Scientific Retractions
Highlight
- Category: Data Engineering
- Year: 2023
- Keywords: Pharmaceuticals, Life Sciences, Technology, Python, SQL, Agile Methodologies, Scrum, Jira
Description
Scientific retraction is the process of withdrawing papers with questionable credibility. The objectives
are: 1) build an automated data pipeline by pulling in 3 different data sources: PubMed, iCite, and
PubMed Central (i.e., information about articles, citations, and scientific retractions), and 2) develop
an interactive dashboard in Foundry and demonstrate the key statistics about scientific retractions.

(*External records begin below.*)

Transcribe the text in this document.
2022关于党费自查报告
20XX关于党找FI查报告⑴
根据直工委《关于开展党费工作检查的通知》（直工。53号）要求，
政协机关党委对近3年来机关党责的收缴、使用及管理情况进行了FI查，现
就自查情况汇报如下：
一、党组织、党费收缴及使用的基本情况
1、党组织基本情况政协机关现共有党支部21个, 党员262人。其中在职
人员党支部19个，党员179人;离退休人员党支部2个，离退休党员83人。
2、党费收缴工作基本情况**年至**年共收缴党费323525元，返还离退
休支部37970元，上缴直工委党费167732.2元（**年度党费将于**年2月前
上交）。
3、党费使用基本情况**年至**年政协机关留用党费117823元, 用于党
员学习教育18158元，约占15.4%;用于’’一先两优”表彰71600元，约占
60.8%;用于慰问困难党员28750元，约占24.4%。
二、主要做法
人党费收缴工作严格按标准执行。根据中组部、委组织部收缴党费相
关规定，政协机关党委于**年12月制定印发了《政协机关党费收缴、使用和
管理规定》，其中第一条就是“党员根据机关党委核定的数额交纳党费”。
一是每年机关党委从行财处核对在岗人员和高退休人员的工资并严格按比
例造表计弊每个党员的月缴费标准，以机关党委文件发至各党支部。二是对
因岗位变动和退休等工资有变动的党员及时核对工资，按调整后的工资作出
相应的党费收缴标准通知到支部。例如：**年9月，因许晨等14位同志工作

The overall data pipeline starts from retrieving raw data to parsing and processing data all the way to
generating output data. Ontology objects such as “articles” are built based on these output datasets and
are used for creating the dashboard. In addition, an interactive dashboard is built based on the outputs
from the data pipeline. There are three main takeaways. First, looking at the scale and spread of
scientific retractions, around 97% of the papers published have a retracted paper in their citation
lineage over the course of 10 generations. Generation 0 is the original retracted paper. Generation 1 is
the paper that cited a Generation 0 paper. And so on and so forth. Second, looking at the year-over-year
trend, both the percentages and the numbers of retracted and Generation 1 papers have increased over
time. Third, looking at the latest changes, we see that in the past month, there are still more papers
getting retracted and more papers citing retracted papers.